Oil slips on increased US rig count

Oil prices fell 1 percent on Monday after U.S. companies added rigs for the first time this year, a signal that crude output may rise further, and as China, the world’s second-largest oil user, reported additional signs of an economic slowdown.

International Brent crude oil futures were at $60.74 a barrel at 0804 GMT, down 90 cents, or 1.46 percent.

U.S. crude oil futures were at $52.84 per barrel, down 85 cents, or 1.58 percent, from their last settlement.

High U.S. crude oil production, which rose to a record 11.9 million barrels per day (bpd) late last year, has been weighing on oil markets, traders said.

In a sign that output could rise further, U.S. energy firms last week raised the number of rigs looking for new oil for the first time in 2019 to 862, an additional 10 rigs, Baker Hughes energy services firm said in its weekly report on Friday.

Beyond oil supply, a key question for this year will be demand growth.

Oil consumption has been increasing steadily, likely averaging above 100 million bpd for the first time ever in 2019, driven largely by a boom in China.

However, an economic slowdown amid a trade dispute between Washington and Beijing is weighing on fuel demand-growth expectations.

Even with all the uncertainty over the outlook for demand and evidence of growing supply, the oil market has benefited this month from the start of another round of production cuts by Opec and its partners, as well as robust trade in physical barrels of crude led by China.

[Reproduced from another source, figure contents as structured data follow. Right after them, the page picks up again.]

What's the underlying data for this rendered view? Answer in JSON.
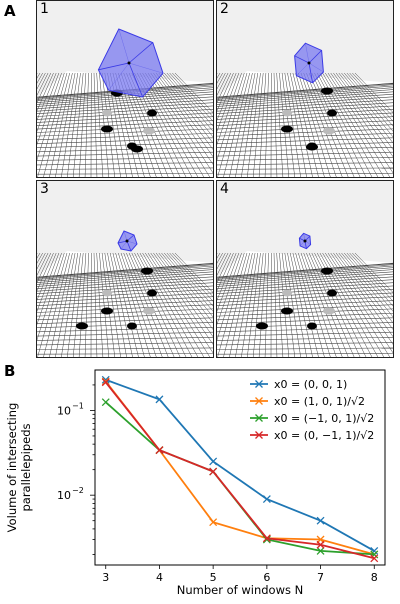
{
  "panel_a": {
    "letter": "A",
    "subpanels": [
      {
        "label": "1",
        "cube_size": "large",
        "rotated": true
      },
      {
        "label": "2",
        "cube_size": "large",
        "rotated": false
      },
      {
        "label": "3",
        "cube_size": "small",
        "rotated": true
      },
      {
        "label": "4",
        "cube_size": "small",
        "rotated": false
      }
    ],
    "colors": {
      "box": "#3a3ae6",
      "box_fill": "#7a7af0",
      "floor_line": "#444444",
      "background": "#f0f0f0",
      "window": "#000000",
      "window_shadow": "#bbbbbb"
    }
  },
  "panel_b": {
    "letter": "B"
  },
  "chart_data": {
    "type": "line",
    "ylabel": "Volume of intersecting\nparallelepipeds",
    "xlabel": "Number of windows N",
    "x": [
      3,
      4,
      5,
      6,
      7,
      8
    ],
    "xlim": [
      2.8,
      8.2
    ],
    "ylim": [
      0.0015,
      0.3
    ],
    "yscale": "log",
    "yticks": [
      "10^-1",
      "10^-2"
    ],
    "legend_position": "top-right",
    "series": [
      {
        "name": "x0 = (0, 0, 1)",
        "color": "#1f77b4",
        "values": [
          0.23,
          0.135,
          0.025,
          0.009,
          0.005,
          0.0022
        ]
      },
      {
        "name": "x0 = (1, 0, 1)/√2",
        "color": "#ff7f0e",
        "values": [
          0.22,
          0.034,
          0.0048,
          0.0031,
          0.003,
          0.002
        ]
      },
      {
        "name": "x0 = (−1, 0, 1)/√2",
        "color": "#2ca02c",
        "values": [
          0.125,
          0.034,
          0.019,
          0.003,
          0.0022,
          0.002
        ]
      },
      {
        "name": "x0 = (0, −1, 1)/√2",
        "color": "#d62728",
        "values": [
          0.215,
          0.034,
          0.019,
          0.0031,
          0.0026,
          0.0018
        ]
      }
    ]
  }
}
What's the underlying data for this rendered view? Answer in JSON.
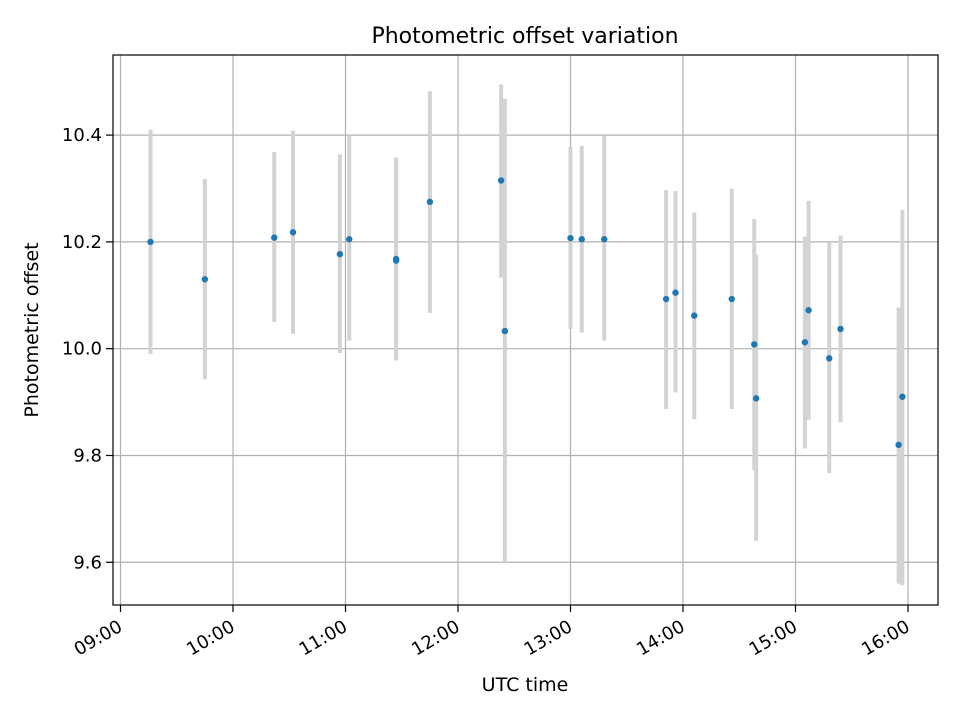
{
  "chart_data": {
    "type": "scatter",
    "title": "Photometric offset variation",
    "xlabel": "UTC time",
    "ylabel": "Photometric offset",
    "xlim": [
      "08:56",
      "16:16"
    ],
    "ylim": [
      9.52,
      10.55
    ],
    "xticks": [
      "09:00",
      "10:00",
      "11:00",
      "12:00",
      "13:00",
      "14:00",
      "15:00",
      "16:00"
    ],
    "yticks": [
      9.6,
      9.8,
      10.0,
      10.2,
      10.4
    ],
    "ytick_labels": [
      "9.6",
      "9.8",
      "10.0",
      "10.2",
      "10.4"
    ],
    "grid": true,
    "legend": "none",
    "colors": {
      "point": "#1f77b4",
      "errorbar": "#d3d3d3",
      "grid": "#b0b0b0",
      "axis": "#000000"
    },
    "points": [
      {
        "time": "09:16",
        "y": 10.2,
        "ylow": 9.99,
        "yhigh": 10.41
      },
      {
        "time": "09:45",
        "y": 10.13,
        "ylow": 9.943,
        "yhigh": 10.318
      },
      {
        "time": "10:22",
        "y": 10.208,
        "ylow": 10.05,
        "yhigh": 10.368
      },
      {
        "time": "10:32",
        "y": 10.218,
        "ylow": 10.028,
        "yhigh": 10.408
      },
      {
        "time": "10:57",
        "y": 10.177,
        "ylow": 9.992,
        "yhigh": 10.364
      },
      {
        "time": "11:02",
        "y": 10.205,
        "ylow": 10.015,
        "yhigh": 10.398
      },
      {
        "time": "11:27",
        "y": 10.168,
        "ylow": 9.978,
        "yhigh": 10.358
      },
      {
        "time": "11:27",
        "y": 10.165,
        "ylow": 9.978,
        "yhigh": 10.358
      },
      {
        "time": "11:45",
        "y": 10.275,
        "ylow": 10.067,
        "yhigh": 10.482
      },
      {
        "time": "12:23",
        "y": 10.315,
        "ylow": 10.133,
        "yhigh": 10.495
      },
      {
        "time": "12:25",
        "y": 10.033,
        "ylow": 9.6,
        "yhigh": 10.468
      },
      {
        "time": "13:00",
        "y": 10.207,
        "ylow": 10.037,
        "yhigh": 10.378
      },
      {
        "time": "13:06",
        "y": 10.205,
        "ylow": 10.03,
        "yhigh": 10.38
      },
      {
        "time": "13:18",
        "y": 10.205,
        "ylow": 10.015,
        "yhigh": 10.398
      },
      {
        "time": "13:51",
        "y": 10.093,
        "ylow": 9.887,
        "yhigh": 10.297
      },
      {
        "time": "13:56",
        "y": 10.105,
        "ylow": 9.918,
        "yhigh": 10.295
      },
      {
        "time": "14:06",
        "y": 10.062,
        "ylow": 9.868,
        "yhigh": 10.255
      },
      {
        "time": "14:26",
        "y": 10.093,
        "ylow": 9.887,
        "yhigh": 10.3
      },
      {
        "time": "14:38",
        "y": 10.008,
        "ylow": 9.773,
        "yhigh": 10.243
      },
      {
        "time": "14:39",
        "y": 9.907,
        "ylow": 9.64,
        "yhigh": 10.175
      },
      {
        "time": "15:05",
        "y": 10.012,
        "ylow": 9.813,
        "yhigh": 10.21
      },
      {
        "time": "15:07",
        "y": 10.072,
        "ylow": 9.867,
        "yhigh": 10.277
      },
      {
        "time": "15:18",
        "y": 9.982,
        "ylow": 9.767,
        "yhigh": 10.2
      },
      {
        "time": "15:24",
        "y": 10.037,
        "ylow": 9.862,
        "yhigh": 10.212
      },
      {
        "time": "15:55",
        "y": 9.82,
        "ylow": 9.56,
        "yhigh": 10.077
      },
      {
        "time": "15:57",
        "y": 9.91,
        "ylow": 9.557,
        "yhigh": 10.26
      }
    ]
  }
}
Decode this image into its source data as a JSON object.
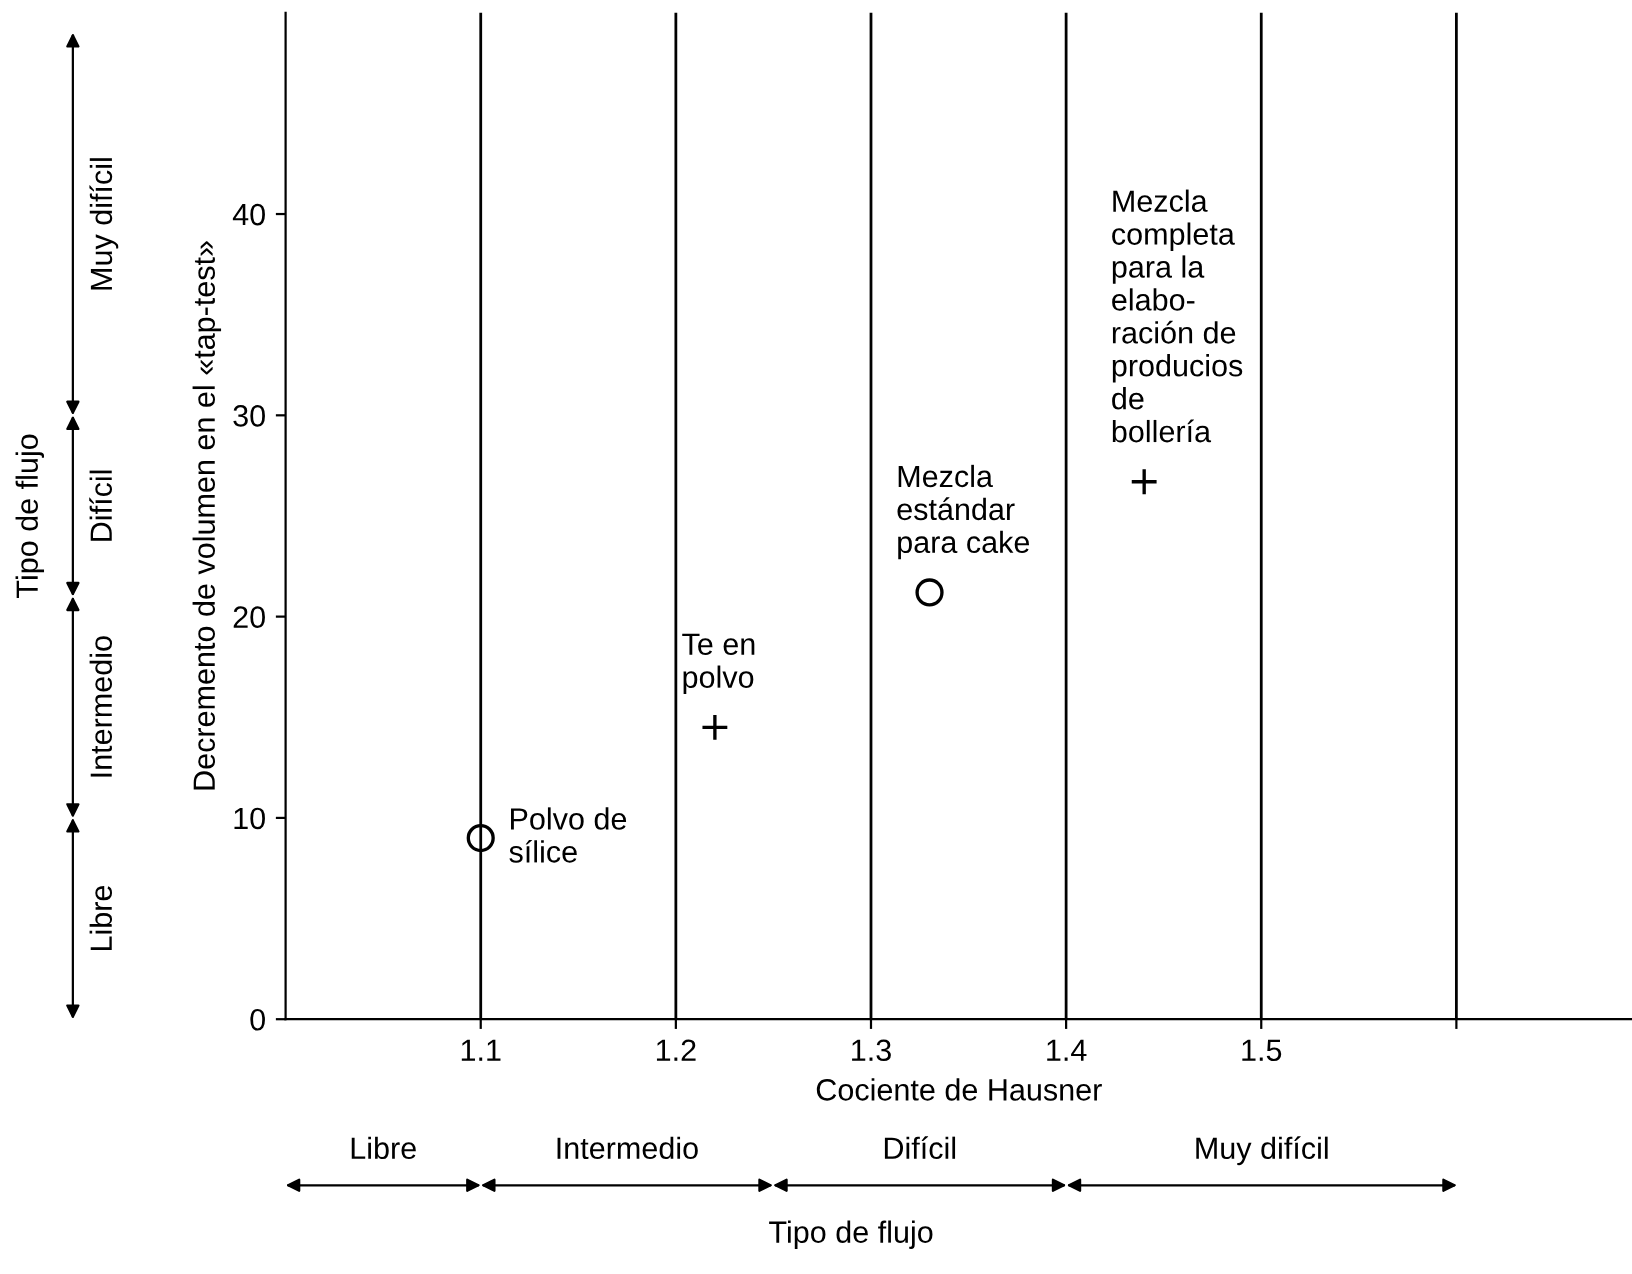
{
  "chart_data": {
    "type": "scatter",
    "xlabel": "Cociente de Hausner",
    "ylabel": "Decremento de volumen en el «tap-test»",
    "series": [
      {
        "color": "#000000",
        "marker": "circle",
        "x": [
          1.1
        ],
        "values": [
          9
        ]
      },
      {
        "color": "#000000",
        "marker": "cross",
        "x": [
          1.22
        ],
        "values": [
          14.5
        ]
      },
      {
        "color": "#000000",
        "marker": "circle",
        "x": [
          1.33
        ],
        "values": [
          21.2
        ]
      },
      {
        "color": "#000000",
        "marker": "cross",
        "x": [
          1.44
        ],
        "values": [
          26.7
        ]
      }
    ],
    "xlim": [
      1.0,
      1.69
    ],
    "ylim": [
      0,
      50
    ],
    "xticks": [
      1.1,
      1.2,
      1.3,
      1.4,
      1.5,
      {
        "value": 1.6,
        "label": null
      }
    ],
    "yticks": [
      0,
      10,
      20,
      30,
      40
    ],
    "grid": "x",
    "annotations": [
      {
        "text": "Polvo de\nsílice",
        "x": 1.1,
        "y": 9
      },
      {
        "text": "Te en\npolvo",
        "x": 1.22,
        "y": 14.5
      },
      {
        "text": "Mezcla\nestándar\npara cake",
        "x": 1.33,
        "y": 21.2
      },
      {
        "text": "Mezcla\ncompleta\npara la\nelabo-\nración de\nproducios\nde\nbollería",
        "x": 1.44,
        "y": 26.7
      },
      "Libre",
      "Intermedio",
      "Difícil",
      "Muy difícil",
      "Tipo de flujo",
      "Libre",
      "Intermedio",
      "Difícil",
      "Muy difícil",
      "Tipo de flujo"
    ]
  }
}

The price has risen by 12% so far in January, the largest increase in percentage terms in the first month of the year since 2005, when it rose by 14%.

Investors have added to their bets on a sustained rise in the oil price this month for the first time since September, according to data from the InterContinental Exchange.

But much of the demand outlook hinges on China and whether or not its refiners will continue to import crude at 2018’s breakneck pace.

Industrial companies in China reported a second monthly fall in earnings in December, despite the government’s efforts to support borrowing and investment.

“Persistent weakness seen in Chinese economic data has raised downside risks … of lower crude oil imports by Beijing in 2019,” said Benjamin Lu of Singapore-based brokerage Phillip Futures.

Earnings at China’s industrial firms shrank for a second straight month in December on falling prices and sluggish factory activity, piling more pressure on the world’s second-largest economy, which reported the slowest pace of growth last year since 1990.

China is trying to stem the slowdown with aggressive fiscal stimulus measures.

But there are concerns that these measures may not have the desired effect as China’s economy is already laden with massive debt and some of the bigger government spending measures may be of little real use.

The increased U.S. supply, the country is now the world’s largest producer, and the economic slowdown are weighing on the oil price outlook.

“We expect U.S. crude oil prices to range between $50-$60 per barrel in 2019 and about $10 more per barrel for Brent,” Tortoise Capital Advisors said in its 2019 oil market outlook.

However, Tortoise added that oil prices would be supported above $50 per barrel as it was “very clear that Saudi Arabia will no longer be willing to accept these lower oil prices.”

“The Organization of the Petroleum Exporting Countries (OPEC), de-facto led by Saudi Arabia, started supply cuts late last year to tighten markets and buoy prices.oil prices.”